Origem do Carnaval
As danças que se realizavam no Egito é o carnaval mais antigo que se tem notícias, o motivo das danças estavam em torno de um sucesso na agricultura.
Entre os séculos VII a.C. e VI d.C. a sociedade está claramente dividida em hierarquias. O Sexo, a bebida e orgias tomam conta das festas realizadas na Grécia e Roma.
A Igreja Católica torna oficial o carnaval, em 590 d.C. com as mesmas características de quando começou, de festas e alegria.

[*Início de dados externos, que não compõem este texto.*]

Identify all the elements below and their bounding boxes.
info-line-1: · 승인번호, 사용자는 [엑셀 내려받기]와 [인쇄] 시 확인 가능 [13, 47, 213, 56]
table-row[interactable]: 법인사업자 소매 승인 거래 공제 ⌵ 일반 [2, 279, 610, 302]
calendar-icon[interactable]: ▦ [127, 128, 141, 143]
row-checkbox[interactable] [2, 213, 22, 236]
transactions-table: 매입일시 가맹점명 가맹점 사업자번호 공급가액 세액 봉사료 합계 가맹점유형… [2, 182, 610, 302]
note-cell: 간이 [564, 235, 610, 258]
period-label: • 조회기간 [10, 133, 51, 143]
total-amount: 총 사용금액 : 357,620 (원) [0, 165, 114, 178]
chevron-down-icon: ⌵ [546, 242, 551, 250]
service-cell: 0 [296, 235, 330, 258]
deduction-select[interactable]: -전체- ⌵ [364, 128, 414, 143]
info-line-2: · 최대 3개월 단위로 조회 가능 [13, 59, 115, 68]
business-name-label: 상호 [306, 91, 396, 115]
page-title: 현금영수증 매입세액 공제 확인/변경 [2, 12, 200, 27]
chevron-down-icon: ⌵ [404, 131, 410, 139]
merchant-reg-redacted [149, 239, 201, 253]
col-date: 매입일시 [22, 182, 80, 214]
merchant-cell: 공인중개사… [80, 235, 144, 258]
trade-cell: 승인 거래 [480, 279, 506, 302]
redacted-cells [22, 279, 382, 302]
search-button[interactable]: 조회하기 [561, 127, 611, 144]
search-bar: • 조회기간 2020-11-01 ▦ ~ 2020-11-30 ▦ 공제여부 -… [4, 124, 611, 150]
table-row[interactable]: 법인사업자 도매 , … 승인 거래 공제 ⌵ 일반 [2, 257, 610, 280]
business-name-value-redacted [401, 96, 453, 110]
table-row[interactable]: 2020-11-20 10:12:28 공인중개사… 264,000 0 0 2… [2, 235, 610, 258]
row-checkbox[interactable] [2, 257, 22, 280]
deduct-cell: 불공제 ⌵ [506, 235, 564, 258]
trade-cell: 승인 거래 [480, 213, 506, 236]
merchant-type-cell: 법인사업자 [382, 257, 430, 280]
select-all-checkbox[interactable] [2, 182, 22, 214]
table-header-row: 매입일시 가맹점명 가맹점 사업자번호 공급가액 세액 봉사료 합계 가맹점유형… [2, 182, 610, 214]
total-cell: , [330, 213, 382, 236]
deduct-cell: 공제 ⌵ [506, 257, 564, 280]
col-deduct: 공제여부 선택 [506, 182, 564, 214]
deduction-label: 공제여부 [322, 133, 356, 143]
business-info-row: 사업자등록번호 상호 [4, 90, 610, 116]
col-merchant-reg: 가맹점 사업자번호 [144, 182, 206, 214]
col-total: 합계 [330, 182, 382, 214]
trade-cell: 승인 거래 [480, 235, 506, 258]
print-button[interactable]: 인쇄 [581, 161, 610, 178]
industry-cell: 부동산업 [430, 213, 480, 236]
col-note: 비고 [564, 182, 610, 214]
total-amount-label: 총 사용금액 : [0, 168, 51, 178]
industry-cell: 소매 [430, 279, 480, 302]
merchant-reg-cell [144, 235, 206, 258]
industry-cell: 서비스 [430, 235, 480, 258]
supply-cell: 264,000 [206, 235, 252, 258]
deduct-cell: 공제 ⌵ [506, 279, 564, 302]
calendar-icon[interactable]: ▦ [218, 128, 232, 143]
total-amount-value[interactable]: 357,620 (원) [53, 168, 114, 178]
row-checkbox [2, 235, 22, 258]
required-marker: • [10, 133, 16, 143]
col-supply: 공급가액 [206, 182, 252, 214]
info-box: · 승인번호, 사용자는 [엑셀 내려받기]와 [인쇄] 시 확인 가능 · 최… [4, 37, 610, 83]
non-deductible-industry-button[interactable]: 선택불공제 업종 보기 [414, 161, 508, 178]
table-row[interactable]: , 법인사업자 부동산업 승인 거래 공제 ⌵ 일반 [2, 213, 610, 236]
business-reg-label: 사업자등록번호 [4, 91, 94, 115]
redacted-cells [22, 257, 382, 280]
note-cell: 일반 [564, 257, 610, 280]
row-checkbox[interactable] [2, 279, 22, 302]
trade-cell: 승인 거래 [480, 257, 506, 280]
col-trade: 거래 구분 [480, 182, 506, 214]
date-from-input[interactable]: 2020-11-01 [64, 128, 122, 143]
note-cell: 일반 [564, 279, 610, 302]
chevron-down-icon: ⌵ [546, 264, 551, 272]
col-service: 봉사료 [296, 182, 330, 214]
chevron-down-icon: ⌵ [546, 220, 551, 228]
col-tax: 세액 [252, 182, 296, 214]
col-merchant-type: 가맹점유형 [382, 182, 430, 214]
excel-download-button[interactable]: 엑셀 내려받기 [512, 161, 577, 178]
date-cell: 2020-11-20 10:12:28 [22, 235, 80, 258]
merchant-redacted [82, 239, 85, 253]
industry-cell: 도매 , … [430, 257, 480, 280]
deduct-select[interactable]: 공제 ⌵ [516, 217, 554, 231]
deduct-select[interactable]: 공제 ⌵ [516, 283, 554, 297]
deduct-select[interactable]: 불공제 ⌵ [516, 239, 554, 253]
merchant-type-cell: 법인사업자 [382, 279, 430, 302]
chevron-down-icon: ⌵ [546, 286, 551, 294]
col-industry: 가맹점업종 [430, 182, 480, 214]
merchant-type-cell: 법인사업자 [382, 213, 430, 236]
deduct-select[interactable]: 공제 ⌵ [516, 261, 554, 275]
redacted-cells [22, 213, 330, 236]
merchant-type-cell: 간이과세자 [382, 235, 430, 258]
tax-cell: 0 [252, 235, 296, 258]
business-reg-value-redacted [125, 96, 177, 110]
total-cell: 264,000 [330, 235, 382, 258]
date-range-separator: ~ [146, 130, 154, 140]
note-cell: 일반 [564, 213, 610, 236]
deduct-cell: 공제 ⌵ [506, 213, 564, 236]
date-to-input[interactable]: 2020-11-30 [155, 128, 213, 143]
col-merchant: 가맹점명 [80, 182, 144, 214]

Em Roma e principalmente Veneza o carnaval ganha desfiles de carros, pessoas mascaradas e fantasiadas. Este mesmo tipo de comemoração é realizada até hoje nessas redondezas.
As datas na qual comemora-se o carnaval foi definido pelo Calendário Juliano - Gregoriano, usado pelos Católicos.
A marcação das datas do carnaval obedecem as regras que determinam a Páscoa dos católicos, por isso, são também móveis variando de 05 de fevereiro ao 03 de março (a Páscoa dos católicos não pode ter data fixa, para não coincidir com a Páscoa dos judeus que é fixa, a 15 de Nissam).
Para se marcar os dias do carnaval, segue-se a seguinte regra: Primeiramente, determina-se o equinócio da PRIMAVERA, (ponto ou momento em que o sol corta o equador, tornando os dias iguais as noites. Ocorre em dois dias no ano: 21 e 22 de março "hemisfério norte" ou 22 ou 23 de setembro "hemisfério sul"). Vamos, portanto, considerar os dias 21 - 22 de março, já que as regras foram estabelecidas no hemisfério norte. Observa-se na folhinha a lua nova que antecede ao equinócio da primavera e procede-se à "lunação do cômputo" (espaço compreendido entre duas luas novas consecutivas e que consta de 29 dias, 12 horas, 40 minutos e 02 segundos).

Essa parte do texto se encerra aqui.